Es macht Schülerinnen und Schülern auch großen Spaß, digitale Graf-Iz zu erstellen. Dazu gebe ich ein Template vor, in das hinein sie schreiben und Bilder einfügen können. Das habe ich beispielsweise mit einem digitalen Herbar mit einer 5. Klasse erprobt. Jede Gruppe war für eine Pflanze verantwortlich. Dieses digitale Vorgehen ersetzt die mühsame häusliche Herbar-Arbeit, die ja in der Vergangenheit vielfach von Müttern oder Großmüttern übernommen wurde. Für ein digitales Herbar wird in der Schule gearbeitet. Die von den Schülerinnen und Schülern gesammelten Pflanzen werden (meist durch die Lehrkraft) eingescannt und in die linke Hälfte des Graf-iz eingefügt. Schülerinnen und Schüler notieren dann Stichworte über die Pflanzenfamilie. Im Fließtext beschreiben sie die Pflanzenart. Dieses Projekt kann gut mit der Einführung der Fünftklässler in die informationstechnischen Fertigkeiten im ITKG-Unterricht kombiniert werden. Nach Fertigstellung der Einzelseiten werden sie in einem Gesamtdokument zusammengefügt und digital oder gedruckt an alle Beteiligten verteilt (Beispiel: ein Graf-Iz-Herbarium analog oder digital - Eduki-Material #750455).

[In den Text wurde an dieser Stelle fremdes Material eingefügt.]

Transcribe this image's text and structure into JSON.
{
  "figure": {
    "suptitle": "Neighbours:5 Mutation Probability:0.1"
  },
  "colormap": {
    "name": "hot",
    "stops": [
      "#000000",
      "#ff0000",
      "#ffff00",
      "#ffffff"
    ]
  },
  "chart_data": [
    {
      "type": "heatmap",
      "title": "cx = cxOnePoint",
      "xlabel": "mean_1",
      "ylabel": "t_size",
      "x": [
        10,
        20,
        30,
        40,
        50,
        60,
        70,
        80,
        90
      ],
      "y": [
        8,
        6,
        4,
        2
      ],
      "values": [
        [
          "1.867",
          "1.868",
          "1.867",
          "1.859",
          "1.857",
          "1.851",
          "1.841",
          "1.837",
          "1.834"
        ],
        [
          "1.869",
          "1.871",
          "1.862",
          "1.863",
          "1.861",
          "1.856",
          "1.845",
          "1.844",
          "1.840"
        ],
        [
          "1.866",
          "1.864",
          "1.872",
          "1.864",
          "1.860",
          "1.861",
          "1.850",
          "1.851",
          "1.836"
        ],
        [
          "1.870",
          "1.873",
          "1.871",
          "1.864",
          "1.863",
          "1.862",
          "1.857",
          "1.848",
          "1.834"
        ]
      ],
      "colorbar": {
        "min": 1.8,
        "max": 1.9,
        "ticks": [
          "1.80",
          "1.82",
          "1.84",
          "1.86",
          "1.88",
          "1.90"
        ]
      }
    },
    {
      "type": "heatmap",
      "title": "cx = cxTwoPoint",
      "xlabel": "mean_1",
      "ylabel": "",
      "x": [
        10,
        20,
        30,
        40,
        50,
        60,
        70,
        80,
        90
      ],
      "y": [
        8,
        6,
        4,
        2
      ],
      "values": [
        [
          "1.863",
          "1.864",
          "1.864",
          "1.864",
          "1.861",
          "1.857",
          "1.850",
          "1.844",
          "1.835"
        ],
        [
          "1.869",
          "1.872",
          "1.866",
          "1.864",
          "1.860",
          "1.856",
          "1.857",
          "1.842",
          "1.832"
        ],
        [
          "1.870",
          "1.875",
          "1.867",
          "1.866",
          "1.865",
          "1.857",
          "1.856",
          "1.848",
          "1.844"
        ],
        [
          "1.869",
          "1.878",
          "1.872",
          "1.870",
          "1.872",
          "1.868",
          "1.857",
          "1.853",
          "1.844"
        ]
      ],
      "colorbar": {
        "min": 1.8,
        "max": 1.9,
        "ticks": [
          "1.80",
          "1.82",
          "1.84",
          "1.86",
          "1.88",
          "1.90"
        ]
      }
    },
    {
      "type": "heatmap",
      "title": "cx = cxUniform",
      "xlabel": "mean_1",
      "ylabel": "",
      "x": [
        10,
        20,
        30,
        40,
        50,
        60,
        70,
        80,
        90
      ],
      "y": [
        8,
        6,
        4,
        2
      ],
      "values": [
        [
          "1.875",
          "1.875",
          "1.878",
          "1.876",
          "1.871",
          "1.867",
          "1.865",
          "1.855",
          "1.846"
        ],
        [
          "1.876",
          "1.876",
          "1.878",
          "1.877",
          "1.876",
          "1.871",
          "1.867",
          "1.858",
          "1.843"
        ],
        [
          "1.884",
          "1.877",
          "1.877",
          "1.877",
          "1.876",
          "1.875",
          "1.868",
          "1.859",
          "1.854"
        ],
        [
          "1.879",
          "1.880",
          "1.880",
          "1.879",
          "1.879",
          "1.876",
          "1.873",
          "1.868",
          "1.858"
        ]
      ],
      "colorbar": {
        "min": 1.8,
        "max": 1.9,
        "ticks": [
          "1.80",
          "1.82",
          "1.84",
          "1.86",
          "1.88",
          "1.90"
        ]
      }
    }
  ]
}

Einmal habe ich ein Projekt mit Oberstufenschülern zu den verschiedenen Erdzeitaltern durchgeführt. Das Thema Erdepochen wird oft vernachlässigt. Wir haben die Poster in DIN A 1-Format gestaltet. Das Design wurde im Plenum besprochen und vorher abgestimmt, um einen einheitlichen Gesamteindruck zu erreichen. Nur die Farben wurden variiert. Die fertigen Poster ließen wir in A 1 drucken. Dann wurden sie für die Haltbarkeit in Plastikthüllen gesteckt und in der Schule dauerhaft ausgehängt (Beispiel: Digitales Graf-Iz Erdzeitalter – Eduki #749511).